Ce livre, au coeur des débats du féminisme contemporain, a le mérite de faire une synthèse ambitieuse et critique des fondements actuels de l’inégalité entre les hommes et les femmes. Certains débats mentionnés dans cet ouvrage sont inscrits dans la relation nature/culture et la distinction sexe/genre mais aussi au coeur du débat féministe entre l’égalité et la différence. Löwy montre bien que le maintien des inégalités et des préjugés contre les femmes a largement désorienté la destinée de l’égalité. Elle revisite la critique féministe contemporaine des thèses sur l’identité des femmes et l’éducation des filles, sur les images du corps et le vieillissement, sur la santé et la sexualité de même que les thèses sur le travail des femmes et son articulation autour de la famille et du couple. Löwy effectue une mise à jour très honnêtement fouillée du féminisme actuel à l’aide d’un point de vue critique et analytique.

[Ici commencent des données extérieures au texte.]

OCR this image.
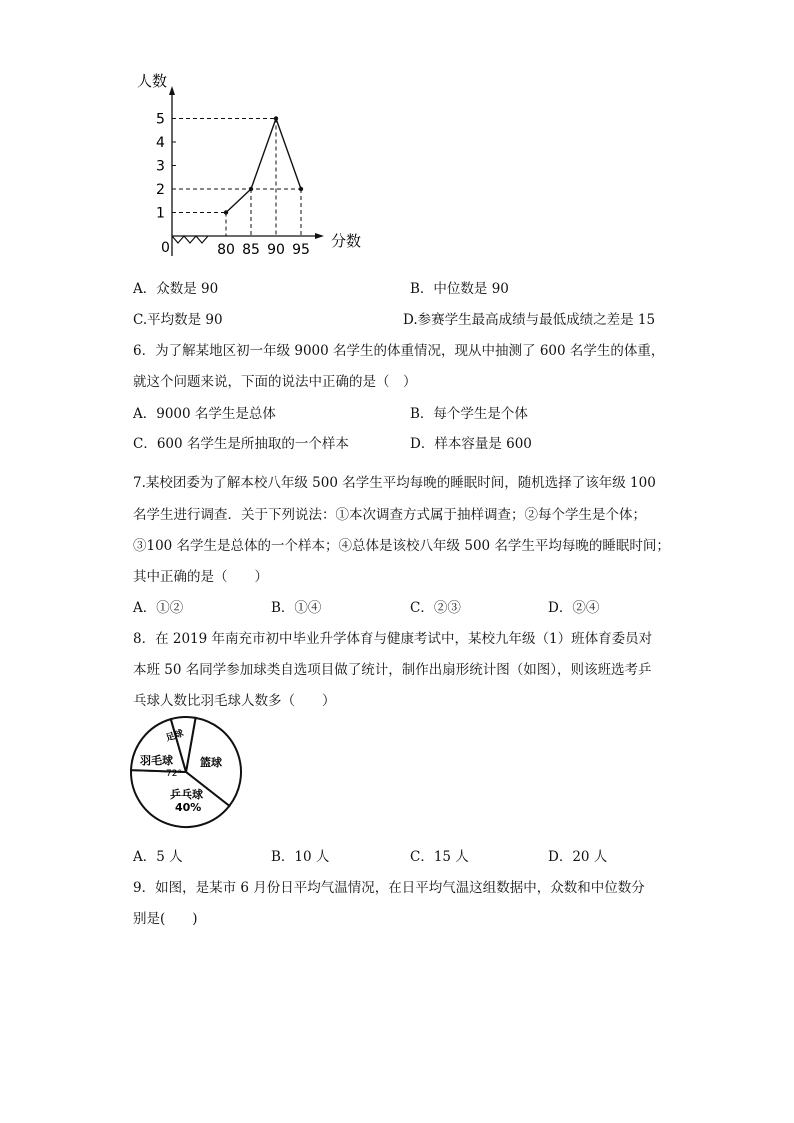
人数
分数
0
1
2
3
4
5
80 85 90 95
A．众数是 90	B．中位数是 90
C.平均数是 90	D.参赛学生最高成绩与最低成绩之差是 15
6．为了解某地区初一年级 9000 名学生的体重情况，现从中抽测了 600 名学生的体重，
就这个问题来说，下面的说法中正确的是（　）
A．9000 名学生是总体	B．每个学生是个体
C．600 名学生是所抽取的一个样本	D．样本容量是 600
7.某校团委为了解本校八年级 500 名学生平均每晚的睡眠时间，随机选择了该年级 100
名学生进行调查．关于下列说法：①本次调查方式属于抽样调查；②每个学生是个体；
③100 名学生是总体的一个样本；④总体是该校八年级 500 名学生平均每晚的睡眠时间；
其中正确的是（　　）
A．①②	B．①④	C．②③	D．②④
8．在 2019 年南充市初中毕业升学体育与健康考试中，某校九年级（1）班体育委员对
本班 50 名同学参加球类自选项目做了统计，制作出扇形统计图（如图），则该班选考乒
乓球人数比羽毛球人数多（　　）
足球
羽毛球
72°
篮球
乒乓球
40%
A．5 人	B．10 人	C．15 人	D．20 人
9．如图，是某市 6 月份日平均气温情况，在日平均气温这组数据中，众数和中位数分
别是(　　)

Un bémol cependant concerne son analyse des technologies de reproduction qu’elle assume comme une contribution à l’égalité de genre. Elle écrit : « Les débats sur les techniques d’AMP (d’assistance médicale à la procréation) se sont centrés sur ses aspects considérés comme les plus problématiques – recours à une mère porteuse, recherches sur l’embryon humain… les aspects techniques de ces approches ayant, eux, rarement été débattus » (p. 154). Rappelons, d’une part, que ce débat a introduit une querelle au sein du féminisme durant les années 80, qui a opposé celles qui suggéraient que les technologies de reproduction libèrent les femmes de la maternité à celles qui, au contraire, y voyaient davantage d’inégalité et de soumission à une naturalisation du désir d’enfant (Delaisi de Parceval et Janaud 1983). Bien qu’il ait été énoncé, ce débat demeure peu discuté dans l’ouvrage de Löwy, qui prend position en faveur des technologies de reproduction avec le monopole d’une « assistance médicale à la procréation » qui, elle, débouche, selon nous, sur la médicalisation accrue du corps des femmes par une médecine de plus en plus interventionniste, prédictive et palliative. D’autre part, les aspects techniques énoncés par Löwy portent sur des techniques employées pour vaincre les causes d’infertilité masculine. C’est ainsi qu’elle constate une égalité de genre dans le fait que « la fertilité masculine décroît elle aussi (tout comme chez les femmes) avec l’âge » (p. 55), argument plutôt faible pour fonder le recours aux technologies de reproduction. Heureusement, cette critique de la médicalisation du corps des femmes est largement dénoncée dans d’autres chapitres, notamment dans ceux qui portent sur le recours à la chirurgie esthétique et aux thérapies hormonales. L’ouvrage de Löwy, bien qu’il soit faible sur certains plans, a néanmoins le courage de reposer la question de l’égalité cette fois dans les termes d’une analyse du genre.